L’artiste suisse dévoile à Paris une œuvre produite par le Centre Pompidou

Par Philippe Régnier · Le Journal des Arts

Le 21 mars 2003 - 570 mots

Deux expositions à Paris, au Centre Pompidou et à la galerie Almine Rech, permettent de découvrir de nouvelles pièces du Suisse Ugo Rondinone et de se plonger dans son univers envoûtant. L’artiste se plaît en effet à concevoir des œuvres totales qui emportent le visiteur dans son imaginaire.

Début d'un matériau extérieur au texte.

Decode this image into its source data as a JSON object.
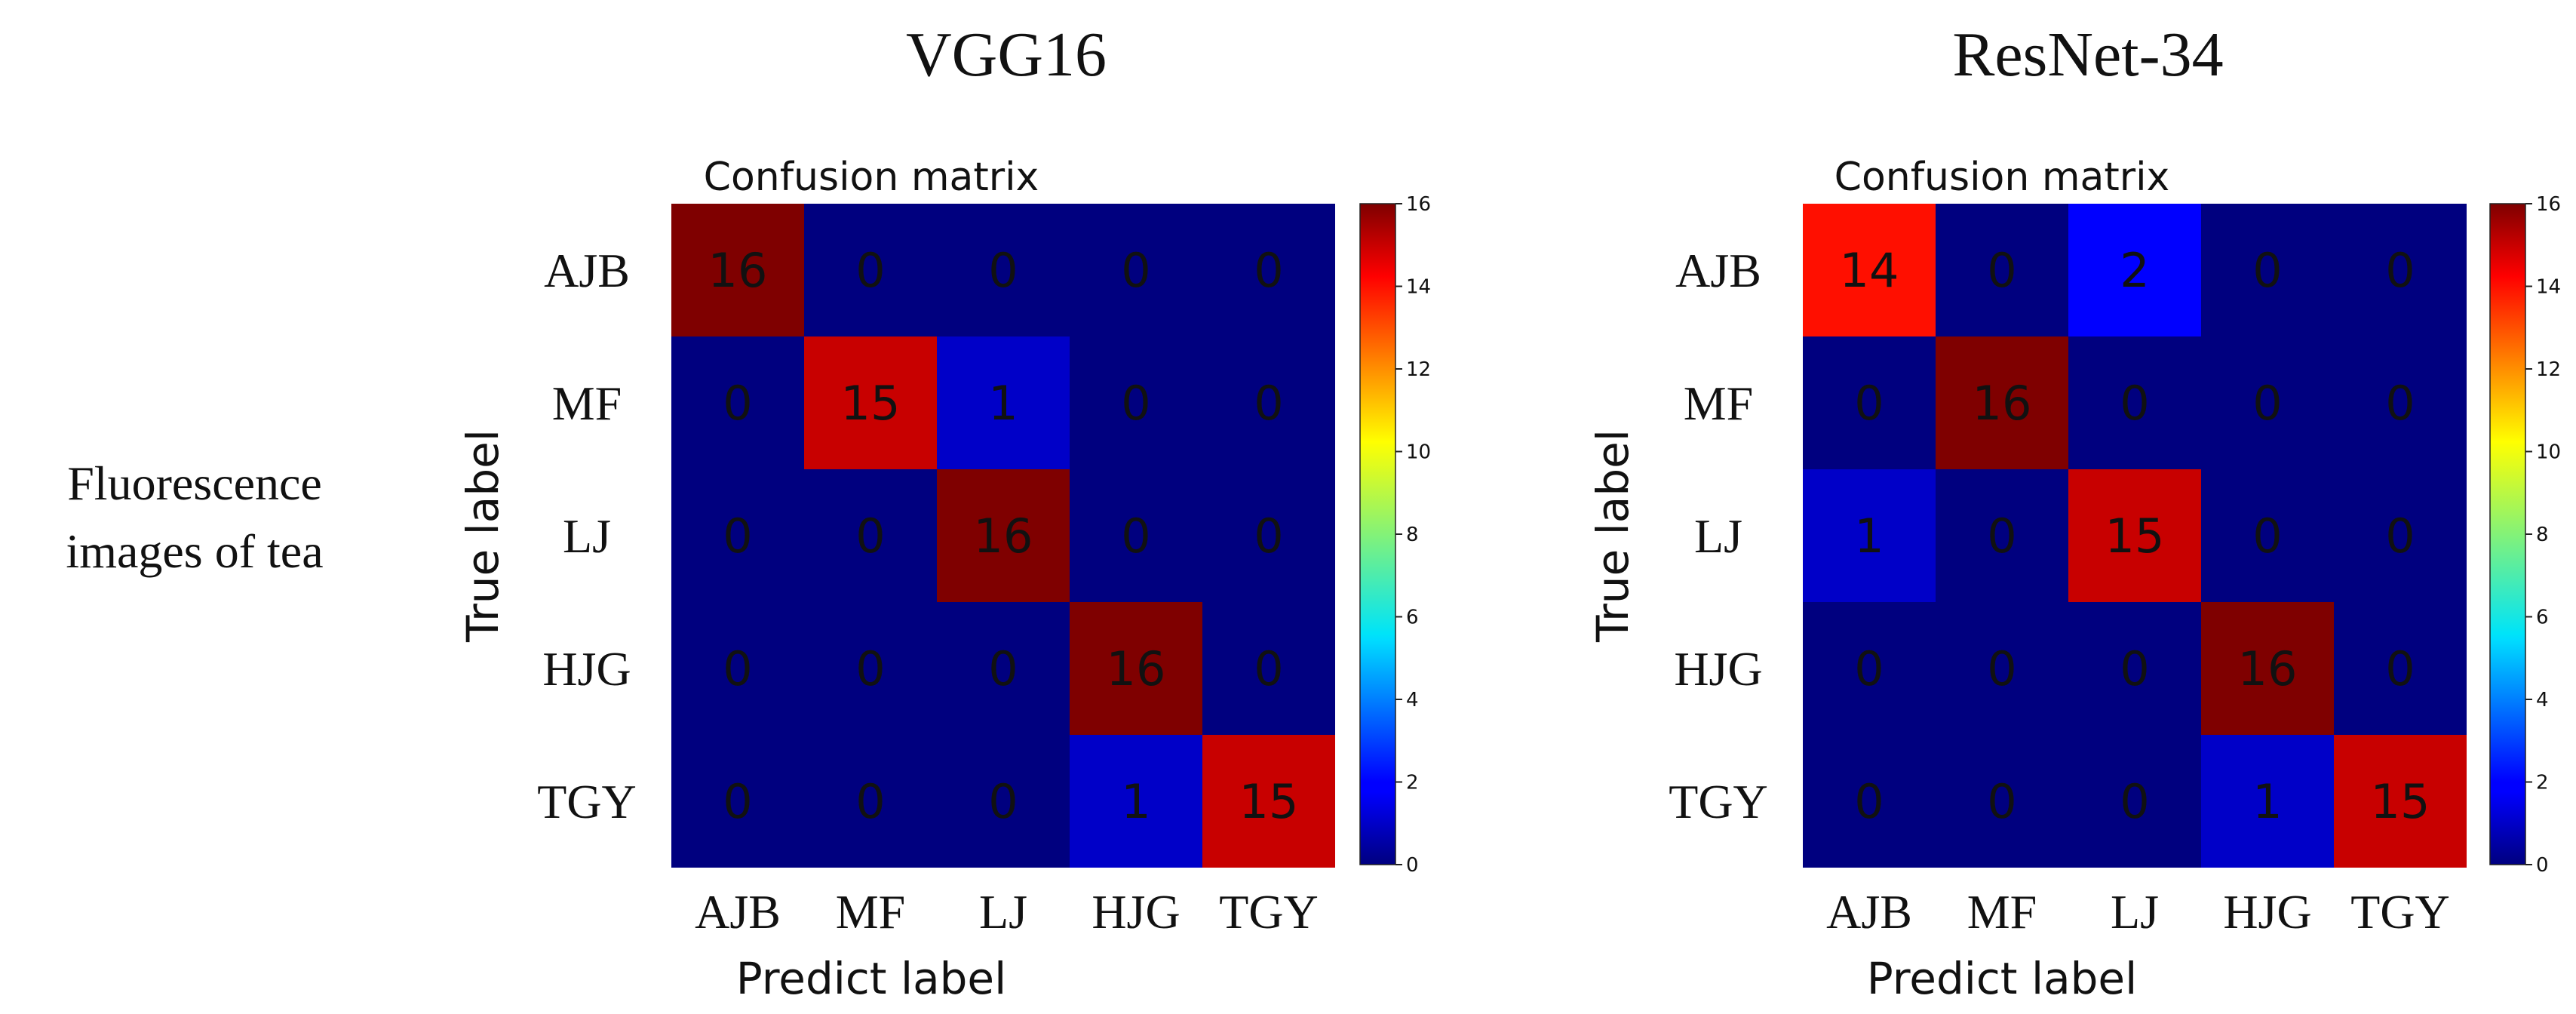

PARIS - Le Front de Seine, à Paris, haut lieu de l’architecture pompidolienne, n’a jamais autant attiré les artistes. Après Pierre Huyghe et sa triple projection L’Ellipse (1998), c’est au tour d’Ugo Rondinone de proposer une déambulation au pied des immeubles du quartier de Beaugrenelle. L’œuvre du Suisse met en scène au Centre Pompidou, à travers un dispositif hexagonal accueillant six projections vidéo, la balade de deux personnages, une femme et un homme. “Cette marche labyrinthique et sans but des personnages du film”, comme l’a qualifiée lui-même l’artiste lors de la discussion organisée le 5 mars à l’Espace Paul-Ricard par Catherine Francblin dans le cadre des “Entretiens sur l’art”, est accompagnée d’une musique répétitive, lancinante, fascinante, entêtante. Le visiteur suit ainsi le cheminement de ces deux personnages aux regards perdus dans le vide, parcours parallèles dans un lieu unique qui, in fine, ne mèneront pas à la rencontre de la femme et de l’homme... Dans la logique qui sous-tend son travail depuis quelques années, le Suisse offre ici encore une proposition d’espaces et d’atmosphères particulièrement bien maîtrisés. À travers un vagabondage qui trouve en lui-même son seul fondement, l’installation de Rondinone transporte littéralement le visiteur dans l’imaginaire de son auteur, monde tout à la fois empreint de nostalgie et de romantisme. L’installation, une commande spéciale du Centre Georges-Pompidou, encercle en effet le visiteur à l’aide d’un système de multiprojection  et joue sur des effets de répétition, de gros plan, de ralenti qui éloignent la manière de l’artiste du cinéma et le rapproche du clip. Il se détourne de toute narration – on ne sait rien des protagonistes – pour mieux travailler les atmosphères et les interactions entre le son et l’image. Ici prime l’impression, l’appréhension instinctive que peut éprouver le spectateur devant deux personnages déambulant sans raison apparente. Rondinone réussit ainsi, à partir de la vidéo, un médium qui enregistre le réel, à parvenir au même effet hypnotique que celui que procurent ces cibles abstraites, dont l’une d’elles est présentée sur la cloison extérieure de son espace d’exposition du Centre.
Les propositions de l’artiste à la galerie Almine Rech jouent sur des notions différentes. Certes, le son est toujours présent, diffusé par des haut-parleurs installés dans les œuvres. Mais si le dispositif du Centre Pompidou peut rappeler celui de certaines pièces de Bruce Nauman, l’installation fait ici référence à une esthétique proche de celle de l’art minimal. Le visiteur est accueilli à l’entrée par un grand “X” recouvert de peinture laquée noire, tandis que se déploie dans le fond de la galerie une grande structure scandée par quelques discrets dessins humoristiques. Sur les murs, Rondinone a accroché d’étonnants masques africains. Peut-être s’agit-il là de convoquer de nouvelles forces envoûtantes déjà si présentes dans le corpus de l’artiste ?

UGO RONDINONE, ROUNDELAY

Jusqu’au 28 avril, Centre Pompidou, galerie 3, niveau 6, Paris, tél. 01 44 78 12 33, tlj sauf mardi 11h-21h, affiche/dépliant, 11 euros ; et aussi jusqu’au 19 avril, galerie Almine Rech, 127 rue du Chevaleret, 75013 Paris, tél. 01 45 83 71 90. Parallèlement, le Bureau des vidéos édite un DVD d’Ugo Rondinone, 300 euros (tél. 01 48 24 97 28).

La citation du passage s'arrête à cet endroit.